If you work a minimum wage job you may well work very hard (or you might not) but the reality is that the job you do is not a job which requires specialist skills and so many people can do it, hence the low salary. Nobody is saying that street sweepers don't have a hard job and come home exhausted at night but the reality is that anyone can sweep streets and so that role, necessary as it might be, is simply not going to allow you to live in Mayfair.

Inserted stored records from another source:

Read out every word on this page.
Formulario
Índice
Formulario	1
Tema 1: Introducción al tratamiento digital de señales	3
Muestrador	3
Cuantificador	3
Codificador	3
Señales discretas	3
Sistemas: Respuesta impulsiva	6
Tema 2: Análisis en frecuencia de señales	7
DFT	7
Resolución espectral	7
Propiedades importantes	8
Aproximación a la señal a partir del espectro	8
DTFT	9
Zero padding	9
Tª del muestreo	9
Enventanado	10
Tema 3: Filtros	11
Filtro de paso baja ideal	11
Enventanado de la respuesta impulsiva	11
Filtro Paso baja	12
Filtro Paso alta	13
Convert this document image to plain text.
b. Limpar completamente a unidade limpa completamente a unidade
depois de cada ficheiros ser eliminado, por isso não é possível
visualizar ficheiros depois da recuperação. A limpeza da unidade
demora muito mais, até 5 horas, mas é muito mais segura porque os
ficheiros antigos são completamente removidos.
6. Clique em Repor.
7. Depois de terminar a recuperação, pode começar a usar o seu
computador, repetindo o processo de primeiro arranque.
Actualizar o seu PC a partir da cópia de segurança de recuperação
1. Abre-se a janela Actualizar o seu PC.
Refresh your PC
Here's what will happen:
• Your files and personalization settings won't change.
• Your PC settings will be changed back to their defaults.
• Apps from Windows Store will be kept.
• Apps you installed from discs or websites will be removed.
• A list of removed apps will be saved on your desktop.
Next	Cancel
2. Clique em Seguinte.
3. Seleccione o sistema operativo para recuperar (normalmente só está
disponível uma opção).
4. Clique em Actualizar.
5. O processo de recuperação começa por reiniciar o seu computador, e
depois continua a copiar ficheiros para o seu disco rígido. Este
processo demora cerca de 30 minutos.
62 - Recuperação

If you work a job where you have specialist skills and thus fewer people can do it, and its a skill that the market cannot do without then it may well command a higher premium. If you also have a bit of luck in that job you may well get to a point where you can do less and still earn good money.

If you work a job where you have made a decision that you are doing it for the love of it or because it enables you to give something back then sometimes the trade off is that its not well remunerated in proportion to its moral worth (often because its public funded and we have trillions of pounds of debt so astonishingly high that its difficult to comprehend).

People complaining that life is the toughest it has ever been need to learn a little bit more about the suffering there has been in the past. Think about being poor in the first half of the 1900s, think about the wartimes. It was never "easy" to buy a house (other than possibly when the banks were chucking 110 percent mortgages at people and that was relatively short lived.) People's expectations have increased because in general the population's wealth has increased and yes it is tougher today than it was ten years ago but that was a weird bubble which burst. It's not reflective of the way things are in general.